Dress your child comfortably, in clothes that are easily removed. Your child will be given a gown to change into for the procedure.
You may want to bring a snack or drink for your child to have after the exam.
Note: Parents will be allowed to accompany their child into the exam room. Other arrangements should be made for siblings.
Women who are pregnant or may be pregnant will be asked to leave the exam room during the procedure. Please make sure that there is someone else available to accompany your child during the exam, if needed.
What should you expect during the exam?
This exam takes an average of 30 minutes from start to finish.
- The technologist will ask why the upper GI is being performed and will explain the procedure to both you and your child.
- Your child will drink a barium shake, which will make his stomach and intestines visible on the x-ray screen. This shake has a natural strawberry flavor, and we can also mix it with chocolate syrup as an extra option for your child. (Please tell us if your child has an allergy to chocolate.)
- The radiologist will use the fluoroscopy machine, or camera, to take x-rays while your child is swallowing the barium and as the barium flows through his stomach and into a portion of his small intestine. Your child will need to move around in different positions so the machine can take pictures of the correct anatomy. The radiologist and technologist will help guide your child.
If you’d like, our child life specialists will help you prepare your child and support her during the procedure. We can also arrange to have a child life specialist at your child's appointment to explain the procedure in developmentally appropriate ways and to help your child better cope with the stress of the hospital experience.
Radiation Safety for Fluoroscopic Procedures
We are careful to limit the dose of radiation your child receives. Your child will wear a lead shield during the procedure. We also adjust the dose of radiation according to the size of the child and we administer the x-rays in a pulsed, rather than constant fashion to minimize the amount of radiation.
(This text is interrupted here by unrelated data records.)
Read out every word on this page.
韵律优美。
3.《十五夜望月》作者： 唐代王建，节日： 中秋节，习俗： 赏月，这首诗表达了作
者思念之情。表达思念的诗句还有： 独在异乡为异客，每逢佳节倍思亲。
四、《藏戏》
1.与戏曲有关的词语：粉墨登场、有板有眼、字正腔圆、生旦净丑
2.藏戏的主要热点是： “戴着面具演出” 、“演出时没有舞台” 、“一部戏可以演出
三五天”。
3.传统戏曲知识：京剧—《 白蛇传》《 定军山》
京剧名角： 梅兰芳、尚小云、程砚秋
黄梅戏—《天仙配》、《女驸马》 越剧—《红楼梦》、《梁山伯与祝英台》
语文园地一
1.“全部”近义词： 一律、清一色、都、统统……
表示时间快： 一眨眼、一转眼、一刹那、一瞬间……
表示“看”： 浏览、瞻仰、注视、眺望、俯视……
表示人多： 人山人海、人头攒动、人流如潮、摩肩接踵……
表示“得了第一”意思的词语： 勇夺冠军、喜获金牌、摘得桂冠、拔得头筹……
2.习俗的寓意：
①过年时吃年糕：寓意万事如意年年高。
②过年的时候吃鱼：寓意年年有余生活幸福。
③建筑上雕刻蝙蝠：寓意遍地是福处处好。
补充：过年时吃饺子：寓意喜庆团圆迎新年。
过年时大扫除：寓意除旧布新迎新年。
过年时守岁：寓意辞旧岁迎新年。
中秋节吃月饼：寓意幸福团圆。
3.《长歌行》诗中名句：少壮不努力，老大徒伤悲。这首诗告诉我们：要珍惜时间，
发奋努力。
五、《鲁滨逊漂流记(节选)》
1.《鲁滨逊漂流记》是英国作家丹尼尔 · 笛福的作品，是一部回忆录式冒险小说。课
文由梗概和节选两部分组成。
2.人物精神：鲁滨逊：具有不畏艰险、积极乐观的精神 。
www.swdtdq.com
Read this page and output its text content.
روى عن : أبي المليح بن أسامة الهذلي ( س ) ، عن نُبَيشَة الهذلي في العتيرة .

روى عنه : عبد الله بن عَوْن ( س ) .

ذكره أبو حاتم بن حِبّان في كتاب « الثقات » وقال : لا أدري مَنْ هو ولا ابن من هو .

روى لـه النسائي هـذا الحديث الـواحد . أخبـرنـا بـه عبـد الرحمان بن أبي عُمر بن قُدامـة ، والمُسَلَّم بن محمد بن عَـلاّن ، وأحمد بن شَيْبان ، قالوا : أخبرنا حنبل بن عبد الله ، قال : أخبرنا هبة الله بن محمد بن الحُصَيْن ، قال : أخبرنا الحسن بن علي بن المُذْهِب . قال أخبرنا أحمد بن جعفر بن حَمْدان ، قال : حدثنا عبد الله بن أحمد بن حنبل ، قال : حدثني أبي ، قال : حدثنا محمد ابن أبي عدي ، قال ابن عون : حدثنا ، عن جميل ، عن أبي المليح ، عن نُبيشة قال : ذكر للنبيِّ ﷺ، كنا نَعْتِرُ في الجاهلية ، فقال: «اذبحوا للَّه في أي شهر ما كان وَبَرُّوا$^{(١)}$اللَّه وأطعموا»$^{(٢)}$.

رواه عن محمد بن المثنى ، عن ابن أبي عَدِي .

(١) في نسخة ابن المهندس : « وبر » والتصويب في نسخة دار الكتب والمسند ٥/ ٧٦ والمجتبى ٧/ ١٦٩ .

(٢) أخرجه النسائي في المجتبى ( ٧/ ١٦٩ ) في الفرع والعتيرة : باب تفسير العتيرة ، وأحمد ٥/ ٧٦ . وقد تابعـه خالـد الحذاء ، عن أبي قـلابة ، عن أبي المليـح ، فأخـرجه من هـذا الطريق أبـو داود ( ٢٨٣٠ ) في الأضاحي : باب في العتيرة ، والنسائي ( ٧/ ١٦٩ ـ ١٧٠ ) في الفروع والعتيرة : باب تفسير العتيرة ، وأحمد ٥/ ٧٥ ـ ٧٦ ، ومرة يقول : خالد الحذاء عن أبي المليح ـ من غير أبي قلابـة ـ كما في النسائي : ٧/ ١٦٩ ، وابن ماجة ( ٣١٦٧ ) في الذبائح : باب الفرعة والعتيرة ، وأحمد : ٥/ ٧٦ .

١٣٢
What should you do after the exam?
After the study, it is important to give your child extra fluids for the day because the barium may cause constipation.
If you have any problems or questions about constipation please call your primary care physician.
When your child does have a bowel movement, it may appear white or grayish—do not be alarmed! The barium may cause this discoloration. The barium has no nutritional value.
The images from your child's exam are interpreted on the same day and a report sent to your physician's office.